Follow  your child's lead keeping in mind the foundational elements of play. True play has no rules, no expectations, is spontaneous, is intrinsically motivating, and done merely for the sake of enjoyment.

3. Collaborating on activity choices

Collaborate with your child when brainstorming activities and allow your child to make mistakes and learn from the outcomes.

Actively listen to your child while they are involved in choosing and guiding the activity. Do not pre-select the activity without your child’s involvement. Many times, allowing for mistakes to occur provides opportunities for active problem solving, in turn, fostering learning and growth.

4. Activities should elicit an adaptive response

An adaptive response occurs and can be seen when your child responds actively and purposefully to meeting a challenge. Adaptive responses indicate neuronal changes, they are a sign that sensory information is being integrated and growth is occurring. Adaptive responses are wide and varied and will change as your child progresses.

Some examples of an adaptive response:

  • Eye contact
  • Getting dressed
  • Trying a new food
  • Following directions              
  • Participating in a novel task
  • Navigating the environment
  • Catching a ball

When playing with your child, continuously monitor the activity. When appropriate, work with your child to change the environment , increase or decrease the challenge, an/or modify your interactions (i.e., voice, eye contact, proximity). These adaptations and modifications will support persistence through challenging tasks

5. Presenting sensory opportunities

Progress and learning occurs more efficiently when multiple sensory systems are engaged.

Keep in mind all the sensory systems when collaborating with your child for activities. Activities need to be wide and varied in sensory elements; from bumping, jumping, and crashing to painting, building, and crafts.

6.  Supporting self-regulation

Use information from your child's sensory preferences to promote self-regulation for improved attention and engagement in tasks . It is important to acknowledge that your child's individual sensory needs will determine which activities are used to promote regulation.

Children need daily sensory rich and movement based activities for development and self-regulation. Keep in mind, activities that may be stimulating for some may be calming for others. Generally speaking, proprioception, deep pressure, and rhythmic movement will help promote self-regulation.

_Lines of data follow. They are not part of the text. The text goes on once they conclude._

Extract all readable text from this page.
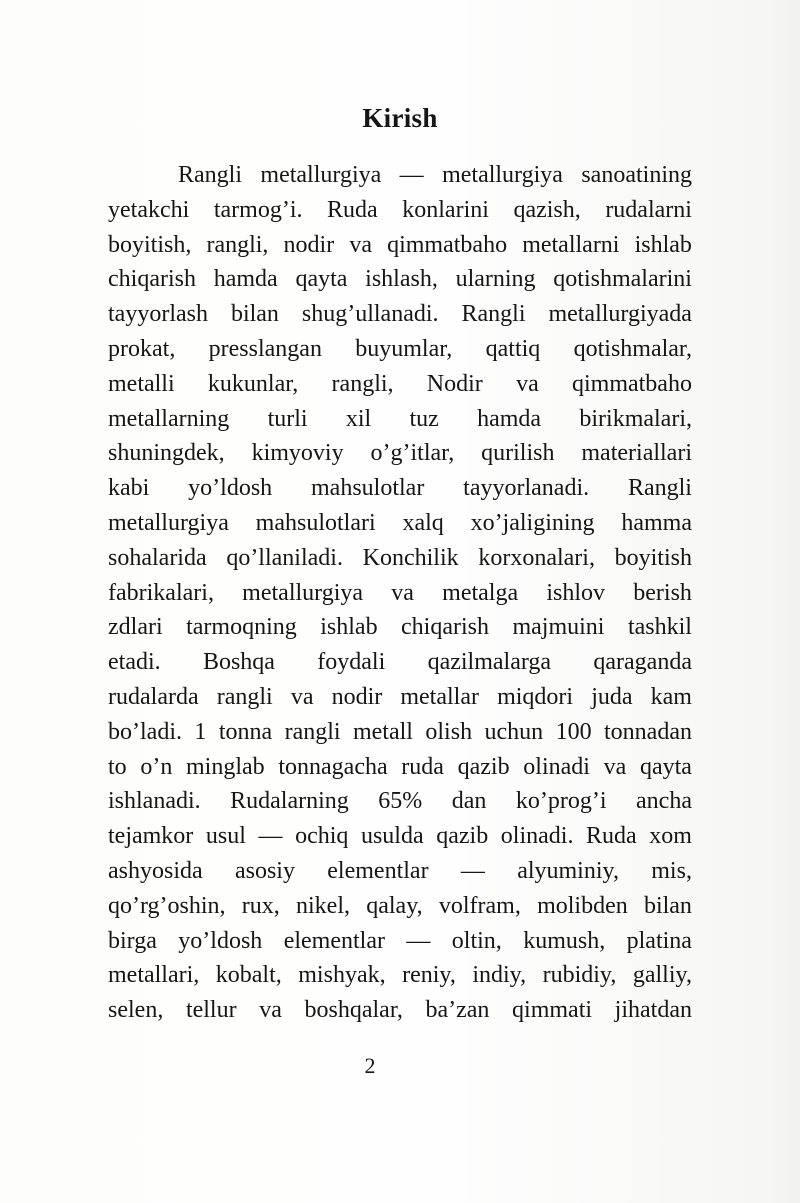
Kirish
Rangli metallurgiya — metallurgiya sanoatining
yetakchi tarmog’i. Ruda konlarini qazish, rudalarni
boyitish, rangli, nodir va qimmatbaho metallarni ishlab
chiqarish hamda qayta ishlash, ularning qotishmalarini
tayyorlash bilan shug’ullanadi. Rangli metallurgiyada
prokat, presslangan buyumlar, qattiq qotishmalar,
metalli kukunlar, rangli, Nodir va qimmatbaho
metallarning turli xil tuz hamda birikmalari,
shuningdek, kimyoviy o’g’itlar, qurilish materiallari
kabi yo’ldosh mahsulotlar tayyorlanadi. Rangli
metallurgiya mahsulotlari xalq xo’jaligining hamma
sohalarida qo’llaniladi. Konchilik korxonalari, boyitish
fabrikalari, metallurgiya va metalga ishlov berish
zdlari tarmoqning ishlab chiqarish majmuini tashkil
etadi. Boshqa foydali qazilmalarga qaraganda
rudalarda rangli va nodir metallar miqdori juda kam
bo’ladi. 1 tonna rangli metall olish uchun 100 tonnadan
to o’n minglab tonnagacha ruda qazib olinadi va qayta
ishlanadi. Rudalarning 65% dan ko’prog’i ancha
tejamkor usul — ochiq usulda qazib olinadi. Ruda xom
ashyosida asosiy elementlar — alyuminiy, mis,
qo’rg’oshin, rux, nikel, qalay, volfram, molibden bilan
birga yo’ldosh elementlar — oltin, kumush, platina
metallari, kobalt, mishyak, reniy, indiy, rubidiy, galliy,
selen, tellur va boshqalar, ba’zan qimmati jihatdan
2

7. Providing the Just-right challenge and maximizing success

During activities, continuously balance the level of difficulty for your child. Activities that provide a “just-right” challenge will elicit positive changes and promote growth.

Start with an activity level that allows for success and then modify (ramping up/down the demand as needed) in order to provide the ideal challenge for your child.

8. Ensuring physical safety

Ensure your child is safe during activities. When the activity requires, maintain close proximity to maximize safety.

When your child is participating in activities, anticipate any safety concerns, even minimal ones, and account for them.

9. Parent Education

We acknowledge that true and efficient progress occurs when multiple caregivers implement changes across environments to promote sensory integration and self regulation.

When you are able to understand sensory integration concepts, you can better serve your child by implementing strategies across all environments and situations to make lasting changes.

We are in this together!

Together we will help empower your child to play more, do more, and achieve more!